CRN - Ames, IA

We are seeking a dedicated Clinical Research Nurse to perform technical and clinical requirements of study protocols. This role involves a variety of clinical tasks such as venipuncture, specimen processing, vital signs monitoring, and more, all aimed at supporting clinical research trials.

• Perform technical and clinical procedures necessary for study protocols, including venipuncture, specimen processing, and injections.
• Attend investigator meetings and site initiation visits for training on drug preparation and administration.
• Monitor for possible complications with the administration of study drugs, focusing on injections or intravenous infusions.
• Maintain accurate dispensing logs and document laboratory data and adverse reactions, notifying relevant parties of unexpected events.
• Actively recruit and effectively communicate with potential patient participants for clinical trials.
• Complete training on Clinical Trial Management System and maintain skills for database updates and participant reimbursements.
• Communicate the status of patient referrals and overall recruitment to investigators and site manager.
• Build relationships with monitors from sponsoring companies and promote the site for future trials.
• Prepare study documentation for audits and assist auditors during the process.
• Order clinical supplies and manage protocol-specific rescue drugs and assessment equipment.
• Maintain and monitor temperatures for refrigerators, freezer units, and investigational product storage.
• Act as OSHA Representative, maintaining employee immunization records and administering vaccines.
• Perform equipment calibration and support training and development of clinical skills for site staff.
• Travel to other sites within the network may be required to support workload increases or projects.

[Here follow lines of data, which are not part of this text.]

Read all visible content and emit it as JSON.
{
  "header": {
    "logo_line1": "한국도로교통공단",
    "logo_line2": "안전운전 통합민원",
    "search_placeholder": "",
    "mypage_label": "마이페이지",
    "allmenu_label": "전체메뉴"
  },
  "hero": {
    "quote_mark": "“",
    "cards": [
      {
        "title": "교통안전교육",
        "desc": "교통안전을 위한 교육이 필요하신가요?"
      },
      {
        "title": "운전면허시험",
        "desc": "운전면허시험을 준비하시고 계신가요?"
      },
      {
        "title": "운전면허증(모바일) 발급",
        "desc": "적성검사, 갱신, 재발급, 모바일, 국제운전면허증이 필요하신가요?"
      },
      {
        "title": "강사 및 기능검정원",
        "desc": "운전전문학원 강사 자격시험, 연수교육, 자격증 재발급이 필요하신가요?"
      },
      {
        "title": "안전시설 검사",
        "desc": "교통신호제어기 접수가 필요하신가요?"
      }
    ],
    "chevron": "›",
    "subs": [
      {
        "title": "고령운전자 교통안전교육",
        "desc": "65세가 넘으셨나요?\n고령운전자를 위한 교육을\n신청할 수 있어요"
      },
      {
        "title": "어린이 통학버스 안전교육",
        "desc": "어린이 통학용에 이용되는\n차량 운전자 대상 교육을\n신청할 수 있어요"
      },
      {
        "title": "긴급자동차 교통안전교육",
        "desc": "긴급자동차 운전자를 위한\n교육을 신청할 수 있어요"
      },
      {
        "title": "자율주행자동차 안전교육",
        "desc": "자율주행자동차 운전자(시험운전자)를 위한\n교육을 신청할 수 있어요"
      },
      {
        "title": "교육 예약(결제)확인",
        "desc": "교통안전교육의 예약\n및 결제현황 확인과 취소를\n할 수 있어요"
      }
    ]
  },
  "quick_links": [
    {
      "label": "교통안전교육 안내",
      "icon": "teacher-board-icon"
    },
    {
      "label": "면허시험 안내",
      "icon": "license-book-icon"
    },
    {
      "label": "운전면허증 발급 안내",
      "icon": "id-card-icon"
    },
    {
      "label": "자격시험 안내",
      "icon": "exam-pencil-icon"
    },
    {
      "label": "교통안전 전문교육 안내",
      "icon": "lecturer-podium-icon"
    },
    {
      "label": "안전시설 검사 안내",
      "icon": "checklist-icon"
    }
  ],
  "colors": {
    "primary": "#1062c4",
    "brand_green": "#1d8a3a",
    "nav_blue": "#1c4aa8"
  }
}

• Registered Nurse with active RN license for the applicable state.
• 1+ years of prior Clinical Research Coordinator (CRC)/Clinical Research Nurse (CRN)/Research experience is ideal.
• Experience in IV Insertion, vaccination, phlebotomy.

• Experience in chart review, patient recruitment, electronic data capture (EDC), and electronic medical records (EMR).
• Knowledge of Good Clinical Practice (GCP) and pre-screening patients.
• 2+ years of nursing experience if no prior research experience.

This position requires working 5 days on-site, Monday through Friday, for a total of 40 hours per week. The role offers the opportunity to support one of the largest site networks in the US, with potential for career advancement within the organization.